This is not quite true. "Trust" is to give a permission for someone to act on achieving some result. "Verify" means assess the achieved result, and correct aposteriori the probability with which said person is able to achieve the abocementioned result. This is the way Bayesian reasoning works.
Trust has degrees. What you have brought is "unconditional trust". Very rarely works.
> "Trust" is to give a permission for someone to act on achieving some result.
This would make the sentence "I asked him to wash the dishes properly, but I don't trust him", as your definition expands this to "I asked him to wash the dishes properly, but I didn't give him permission to achieve this result".
If you say "I asked someone to do X but I don't trust them", it means you aren't confident they'll do it properly, thus you have to verify. If you say "I asked him to do X and I trust him, so I don't need to check up on him", it's unlikely to leave people puzzled.
It's surprising to me to see this many comments arguing against the common usage of trust, just because of a self-conflicting phrase.
Why could I not say "I trusted him to do the dishes properly, after he was done, I verified, it's a good thing I trusted him to do the dishes properly, my supervision would have been unwarranted and my trust was warranted?"
I trusted someone to do their task correctly, after the task was done, I verified my trust was warranted.
Instead of sitting in my office doing my work, then, spending a few minutes to verify once they're done, I'd sit in the kitchen next to them checking it as they went, being both distracted AND probably spending more time. I'd much rather trust but verify.
There's a much closer example I think people here would naturally understand and even advocate for, without connecting it to the phrase:
"Trust but verify" means letting a junior do the work you assigned them, then checking it afterwards in testing and code review. Not trusting would be doing it yourself instead of assigning it to them. Trusting but not verifying would be assigning them the work then pushing it live without testing it.
I would say in this instance you don't trust the junior. In fact in corporations, I would say there's very little trust.
We used to trust people to just do what they think is best. But then we get bribery, harassment, lawsuits... we don't do that anymore.

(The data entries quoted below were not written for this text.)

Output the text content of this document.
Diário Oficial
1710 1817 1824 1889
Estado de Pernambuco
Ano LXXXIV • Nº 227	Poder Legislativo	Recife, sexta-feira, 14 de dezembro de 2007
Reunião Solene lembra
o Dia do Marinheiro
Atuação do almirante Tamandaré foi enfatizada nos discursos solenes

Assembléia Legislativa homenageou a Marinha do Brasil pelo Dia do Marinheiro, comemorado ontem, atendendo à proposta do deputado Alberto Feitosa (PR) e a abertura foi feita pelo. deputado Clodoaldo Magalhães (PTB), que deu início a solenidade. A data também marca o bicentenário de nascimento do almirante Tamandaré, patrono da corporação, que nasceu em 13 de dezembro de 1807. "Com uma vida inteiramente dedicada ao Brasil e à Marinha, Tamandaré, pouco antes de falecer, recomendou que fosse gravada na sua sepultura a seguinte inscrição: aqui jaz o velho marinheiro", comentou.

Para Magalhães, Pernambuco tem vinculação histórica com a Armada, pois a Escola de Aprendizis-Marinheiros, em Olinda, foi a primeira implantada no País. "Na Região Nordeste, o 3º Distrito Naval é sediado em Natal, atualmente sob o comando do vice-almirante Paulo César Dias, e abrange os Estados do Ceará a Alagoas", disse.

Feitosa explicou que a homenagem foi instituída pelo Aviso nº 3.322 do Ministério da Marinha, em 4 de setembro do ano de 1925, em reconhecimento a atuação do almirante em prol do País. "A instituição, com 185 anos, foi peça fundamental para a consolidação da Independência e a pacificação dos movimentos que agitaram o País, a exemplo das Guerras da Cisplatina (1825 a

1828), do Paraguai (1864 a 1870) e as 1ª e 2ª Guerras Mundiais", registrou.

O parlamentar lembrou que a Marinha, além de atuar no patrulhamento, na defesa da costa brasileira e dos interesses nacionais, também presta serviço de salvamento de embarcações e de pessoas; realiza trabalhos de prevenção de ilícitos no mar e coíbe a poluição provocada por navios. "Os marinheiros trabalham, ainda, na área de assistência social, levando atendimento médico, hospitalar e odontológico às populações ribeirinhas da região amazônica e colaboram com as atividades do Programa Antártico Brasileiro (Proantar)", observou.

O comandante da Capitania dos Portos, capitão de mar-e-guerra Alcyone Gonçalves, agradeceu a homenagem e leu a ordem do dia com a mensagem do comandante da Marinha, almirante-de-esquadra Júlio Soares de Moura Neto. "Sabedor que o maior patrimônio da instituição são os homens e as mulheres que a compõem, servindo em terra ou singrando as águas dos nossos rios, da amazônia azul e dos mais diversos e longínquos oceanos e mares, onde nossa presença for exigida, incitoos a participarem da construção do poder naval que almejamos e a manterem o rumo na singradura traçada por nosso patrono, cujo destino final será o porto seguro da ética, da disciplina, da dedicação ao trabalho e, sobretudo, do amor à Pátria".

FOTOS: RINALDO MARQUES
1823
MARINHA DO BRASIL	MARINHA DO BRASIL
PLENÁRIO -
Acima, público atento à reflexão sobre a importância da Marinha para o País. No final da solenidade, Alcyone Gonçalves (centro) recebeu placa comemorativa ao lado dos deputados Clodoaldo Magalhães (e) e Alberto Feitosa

In my opinion, not having trust is not a bad thing. It has a poor connotation so the result is that we modify the meaning of trust so we can say everyone trusts everything.
For example, one thing I trust is Nutrition Facts. I trust that what I'm eating actually contains what it says it contains. I don't verify it. Why? Because I know someone, somewhere is looking out for this. The FDA does not trust the food industry, so sometimes they audit.
There's many, very good, things I don't trust. I don't trust the blind spot indicator in my car. I turn my head every time. Does that mean the technology is bad? No, in my opinion, but I still don't trust it.
Trust has degrees. What you have brought is "unconditional trust". Very rarely works.